Deep Water is a psychological thriller by Patricia Highsmith first published in 1957 by Harper & Brothers. It is Highsmith's fifth published novel. The working title was originally The Dog in the Manger. It was brought back into print in the United States in 2003 by W. W. Norton & Company.

==Plot==
Victor and Melinda Van Allen live in a loveless marriage in the small town of Little Wesley. In order to accommodate Melinda while avoiding divorce, theirs has become an open marriage within which Melinda is permitted to stray as long as she does not desert her family. Vic becomes fascinated with the unsolved murder of one of Melinda's former lovers, Malcolm McRae, and takes credit for it in order to successfully drive away her current fling. When the real murderer is apprehended, the community interprets Vic's false claim as a dark joke.

Melinda begins a new relationship with a local pianist, Charley De Lisle. One night, at a party held in the home of their neighbors, the Cowans, Vic and Charley find themselves alone in the backyard swimming pool. Impulsively, Vic drowns Charley, leaves the pool, and feigns surprise when Charley's body is discovered. His death is attributed to a cramp, although Melinda is immediately suspicious of her husband.

The townsfolk begin to move on from the event, although some, particularly Don Wilson, a local pulp writer, begin to suspect Vic of foul play. Melinda demands Vic admit his guilt and accuses him in front of their friends, but Vic is undaunted, finding a sense of superiority in having gotten away with the crime. A newcomer to Little Wesley, Harold Carpenter, claims to be a psychiatrist at the local asylum. Vic deduces that he is really a private detective hired by Don and Melinda. Vic confronts him, and Carpenter leaves town, unable to incriminate Vic.

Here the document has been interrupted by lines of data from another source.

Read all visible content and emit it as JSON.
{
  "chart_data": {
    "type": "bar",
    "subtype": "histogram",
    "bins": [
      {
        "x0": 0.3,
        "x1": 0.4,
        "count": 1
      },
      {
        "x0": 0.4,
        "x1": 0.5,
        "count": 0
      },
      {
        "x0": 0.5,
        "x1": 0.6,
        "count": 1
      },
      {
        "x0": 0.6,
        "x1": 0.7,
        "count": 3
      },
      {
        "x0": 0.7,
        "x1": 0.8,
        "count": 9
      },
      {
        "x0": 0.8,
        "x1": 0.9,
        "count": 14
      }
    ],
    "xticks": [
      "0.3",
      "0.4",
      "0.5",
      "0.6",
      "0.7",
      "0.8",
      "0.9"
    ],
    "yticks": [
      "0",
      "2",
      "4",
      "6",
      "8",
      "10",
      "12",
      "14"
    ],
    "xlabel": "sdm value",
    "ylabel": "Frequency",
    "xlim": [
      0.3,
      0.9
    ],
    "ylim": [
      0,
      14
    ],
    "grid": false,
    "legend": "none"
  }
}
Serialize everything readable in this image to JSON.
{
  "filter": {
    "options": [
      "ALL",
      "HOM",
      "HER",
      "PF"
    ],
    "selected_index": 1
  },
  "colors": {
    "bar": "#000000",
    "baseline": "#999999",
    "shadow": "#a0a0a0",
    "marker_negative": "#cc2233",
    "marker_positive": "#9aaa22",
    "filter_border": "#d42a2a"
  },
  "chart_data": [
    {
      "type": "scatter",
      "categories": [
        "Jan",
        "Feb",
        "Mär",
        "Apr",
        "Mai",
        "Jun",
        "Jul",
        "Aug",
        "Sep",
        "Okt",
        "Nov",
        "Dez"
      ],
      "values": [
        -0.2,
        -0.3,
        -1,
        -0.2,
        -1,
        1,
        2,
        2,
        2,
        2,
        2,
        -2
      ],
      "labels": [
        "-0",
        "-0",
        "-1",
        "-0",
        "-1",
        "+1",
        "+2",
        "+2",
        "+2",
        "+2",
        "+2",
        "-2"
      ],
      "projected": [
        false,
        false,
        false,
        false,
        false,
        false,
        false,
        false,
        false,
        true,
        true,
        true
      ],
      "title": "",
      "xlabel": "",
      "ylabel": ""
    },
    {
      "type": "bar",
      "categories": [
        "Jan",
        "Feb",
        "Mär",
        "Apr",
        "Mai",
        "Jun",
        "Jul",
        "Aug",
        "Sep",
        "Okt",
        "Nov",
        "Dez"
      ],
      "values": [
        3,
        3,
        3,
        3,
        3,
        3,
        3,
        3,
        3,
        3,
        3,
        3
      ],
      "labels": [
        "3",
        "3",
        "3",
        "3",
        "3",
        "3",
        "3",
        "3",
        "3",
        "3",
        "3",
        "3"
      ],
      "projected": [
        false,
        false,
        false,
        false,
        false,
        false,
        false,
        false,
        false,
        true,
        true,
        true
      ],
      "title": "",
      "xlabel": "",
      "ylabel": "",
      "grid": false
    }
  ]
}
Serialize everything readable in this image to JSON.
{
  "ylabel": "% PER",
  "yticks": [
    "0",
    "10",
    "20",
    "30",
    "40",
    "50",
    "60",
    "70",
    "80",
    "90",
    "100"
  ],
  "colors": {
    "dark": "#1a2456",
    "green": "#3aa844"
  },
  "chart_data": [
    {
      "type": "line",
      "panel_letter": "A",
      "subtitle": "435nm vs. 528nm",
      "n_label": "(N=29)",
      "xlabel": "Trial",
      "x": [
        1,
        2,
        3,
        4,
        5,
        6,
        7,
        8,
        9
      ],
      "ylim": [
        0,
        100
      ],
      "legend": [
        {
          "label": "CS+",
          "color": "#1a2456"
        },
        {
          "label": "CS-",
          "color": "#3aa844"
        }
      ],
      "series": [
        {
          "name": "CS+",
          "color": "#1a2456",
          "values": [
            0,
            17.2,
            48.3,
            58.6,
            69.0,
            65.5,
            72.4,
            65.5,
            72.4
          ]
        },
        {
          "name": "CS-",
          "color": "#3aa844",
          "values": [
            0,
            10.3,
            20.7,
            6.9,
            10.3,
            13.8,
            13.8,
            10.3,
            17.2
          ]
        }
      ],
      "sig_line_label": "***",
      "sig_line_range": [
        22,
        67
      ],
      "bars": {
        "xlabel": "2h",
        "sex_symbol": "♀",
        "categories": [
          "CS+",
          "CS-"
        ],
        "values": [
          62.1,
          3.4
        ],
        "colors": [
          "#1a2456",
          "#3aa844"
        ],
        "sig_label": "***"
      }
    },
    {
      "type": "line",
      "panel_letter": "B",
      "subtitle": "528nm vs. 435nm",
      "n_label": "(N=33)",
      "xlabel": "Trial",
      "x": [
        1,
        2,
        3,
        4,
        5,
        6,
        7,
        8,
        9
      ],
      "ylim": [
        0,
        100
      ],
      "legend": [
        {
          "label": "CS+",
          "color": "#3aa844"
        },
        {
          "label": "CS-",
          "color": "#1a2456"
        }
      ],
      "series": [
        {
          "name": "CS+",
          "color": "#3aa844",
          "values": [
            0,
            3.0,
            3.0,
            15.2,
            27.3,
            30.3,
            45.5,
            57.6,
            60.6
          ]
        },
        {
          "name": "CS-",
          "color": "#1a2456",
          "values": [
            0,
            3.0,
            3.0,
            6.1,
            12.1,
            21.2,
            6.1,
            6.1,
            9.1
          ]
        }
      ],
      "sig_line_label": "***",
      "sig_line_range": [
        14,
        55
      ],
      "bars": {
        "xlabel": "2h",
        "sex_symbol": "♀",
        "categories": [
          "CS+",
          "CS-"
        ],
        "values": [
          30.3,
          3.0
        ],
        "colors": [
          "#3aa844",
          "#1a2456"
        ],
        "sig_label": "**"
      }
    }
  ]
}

Melinda takes up with another lover, a surveyor from New York named Tony Cameron. Vic privately offers Melinda a divorce and she finally accepts, saying that Tony has offered to take her to his next assignment in Mexico. After a night in which Tony rudely insinuates himself into their home and embarrassing him in front of an author whose book Vic's small press is publishing, Vic runs into Tony in town and offers him a lift. Vic drives Tony to a quarry where he kills him and disposes of his body in the reservoir.

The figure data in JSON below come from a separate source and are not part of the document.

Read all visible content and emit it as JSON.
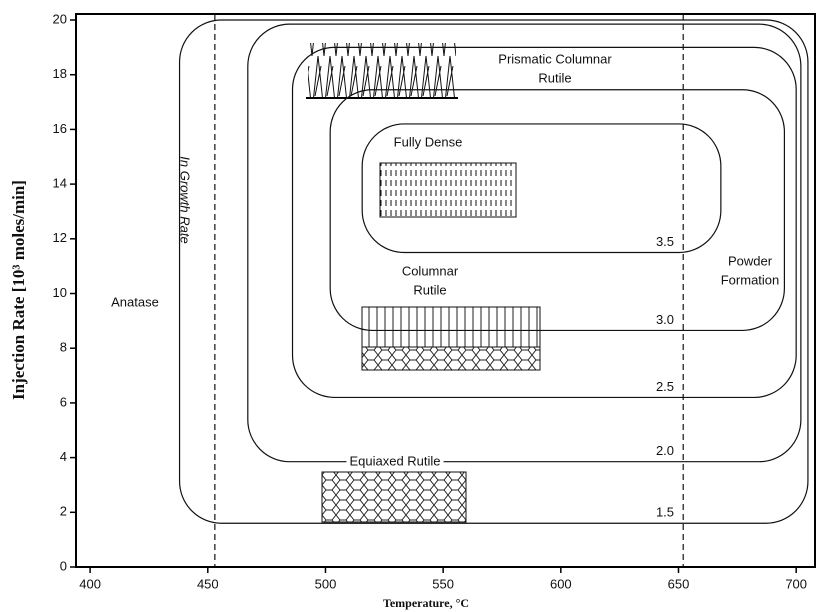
{
  "chart_data": {
    "type": "contour",
    "xlabel": "Temperature, °C",
    "ylabel": "Injection Rate [10³ moles/min]",
    "xlim": [
      394,
      708
    ],
    "ylim": [
      0,
      20.22
    ],
    "xticks": [
      400,
      450,
      500,
      550,
      600,
      650,
      700
    ],
    "yticks": [
      0,
      2,
      4,
      6,
      8,
      10,
      12,
      14,
      16,
      18,
      20
    ],
    "contours": [
      {
        "label": "1.5",
        "x": [
          438,
          705
        ],
        "y": [
          1.6,
          20
        ]
      },
      {
        "label": "2.0",
        "x": [
          467,
          702
        ],
        "y": [
          3.85,
          19.85
        ]
      },
      {
        "label": "2.5",
        "x": [
          486,
          700
        ],
        "y": [
          6.2,
          19
        ]
      },
      {
        "label": "3.0",
        "x": [
          502,
          695
        ],
        "y": [
          8.65,
          17.45
        ]
      },
      {
        "label": "3.5",
        "x": [
          515.6,
          668
        ],
        "y": [
          11.5,
          16.2
        ]
      }
    ],
    "reference_lines": [
      453,
      652
    ],
    "annotations": [
      [
        "Prismatic Columnar",
        "Rutile"
      ],
      [
        "Fully Dense"
      ],
      [
        "Columnar",
        "Rutile"
      ],
      [
        "Equiaxed Rutile"
      ],
      [
        "Anatase"
      ],
      [
        "Powder",
        "Formation"
      ],
      [
        "In Growth Rate"
      ]
    ]
  }
}
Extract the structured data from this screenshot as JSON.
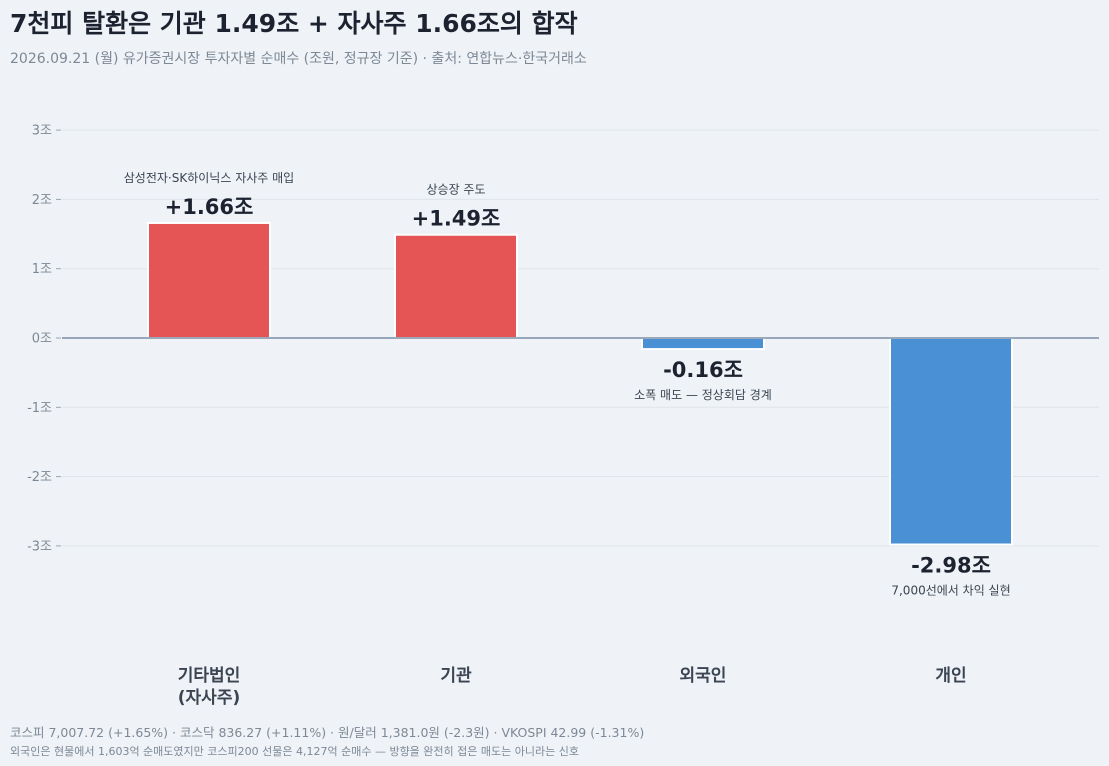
{
  "header": {
    "title": "7천피 탈환은 기관 1.49조 + 자사주 1.66조의 합작",
    "subtitle": "2026.09.21 (월) 유가증권시장 투자자별 순매수 (조원, 정규장 기준)  ·  출처: 연합뉴스·한국거래소"
  },
  "footer": {
    "line1": "코스피 7,007.72 (+1.65%) · 코스닥 836.27 (+1.11%) · 원/달러 1,381.0원 (-2.3원) · VKOSPI 42.99 (-1.31%)",
    "line2": "외국인은 현물에서 1,603억 순매도였지만 코스피200 선물은 4,127억 순매수 — 방향을 완전히 접은 매도는 아니라는 신호"
  },
  "chart_data": {
    "type": "bar",
    "title": "7천피 탈환은 기관 1.49조 + 자사주 1.66조의 합작",
    "ylabel": "",
    "xlabel": "",
    "ylim": [
      -4.4,
      3.1
    ],
    "yticks": [
      3,
      2,
      1,
      0,
      -1,
      -2,
      -3
    ],
    "ytick_labels": [
      "3조",
      "2조",
      "1조",
      "0조",
      "-1조",
      "-2조",
      "-3조"
    ],
    "grid": true,
    "colors": {
      "positive": "#e55555",
      "negative": "#4a90d4",
      "zero_line": "#7a8ca3",
      "grid": "#dfe4ea"
    },
    "categories": [
      {
        "label_lines": [
          "기타법인",
          "(자사주)"
        ],
        "value": 1.66,
        "value_label": "+1.66조",
        "note": "삼성전자·SK하이닉스 자사주 매입"
      },
      {
        "label_lines": [
          "기관"
        ],
        "value": 1.49,
        "value_label": "+1.49조",
        "note": "상승장 주도"
      },
      {
        "label_lines": [
          "외국인"
        ],
        "value": -0.16,
        "value_label": "-0.16조",
        "note": "소폭 매도 — 정상회담 경계"
      },
      {
        "label_lines": [
          "개인"
        ],
        "value": -2.98,
        "value_label": "-2.98조",
        "note": "7,000선에서 차익 실현"
      }
    ]
  }
}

An investigation is opened into Tony's sudden disappearance. Many of the neighbors refuse to cooperate due to Vic's good standing, Melinda's antisocial behavior, and the police's theory that Tony and Melinda were planning to run away together. Vic escapes apprehension once more and, to his surprise and suspicion, finds Melinda more courteous, even loving, toward him, as though she wishes for them to start over again. When she attempts to use this new openness to draw Vic into confessing to the murders of Charley and Tony, Vic is sure it is a last-ditch ruse concocted by Melinda and Don.

Melinda finally implements a plan to bring Vic and Don to the quarry at the same time, where Don sees Vic looking at bloodstains left during the murder and looking into the reservoir to ensure Tony's body has not resurfaced. Vic knows, as the two of them leave, that Don will go directly to the police. Vic returns home, and in a sudden rage, strangles Melinda to death. At that moment, Don arrives with a policeman and Vic is led away.

==Reception==
Anthony Boucher, reviewing the novel in The New York Times, praised Highsmith's "coming of age as a novelist", and noted that Deep Water was "incomparably stronger in subtlety and depth of characterization" than her first novel, Strangers on a Train.

Author Gillian Flynn named the novel one of her favorites. In an interview with The Wall Street Journal, Flynn stated:About ten or fifteen years ago, I came across it in a used-book store. I remember thinking, "Why has no one told me about it?" People know her for Ripley or Strangers on a Train but don't know a lot of her other stuff. And, it being a marital thriller where all the phobias and fears and darkness are based mostly inside a couple's home, that has always interested me, that in-your-face warfare between a husband and wife.

==Film adaptation==
- The novel was adapted in 1981 by director Michel Deville for the film Eaux profondes, set in France. Jean-Louis Trintignant starred as Vic, with Isabelle Huppert as Melinda, renamed Melanie.
- In 1983 the novel was adapted a second time for the television film (in 2 parts) Tiefe Wasser, set in Germany. Peter Bongartz starred Vic van Allen, with Constanze Engelbrecht as Melinda.
- Adrian Lyne directed a film adaptation, released in 2022, starring Ben Affleck and Ana de Armas for 20th Century Studios based on a script by Zach Helm and Sam Levinson.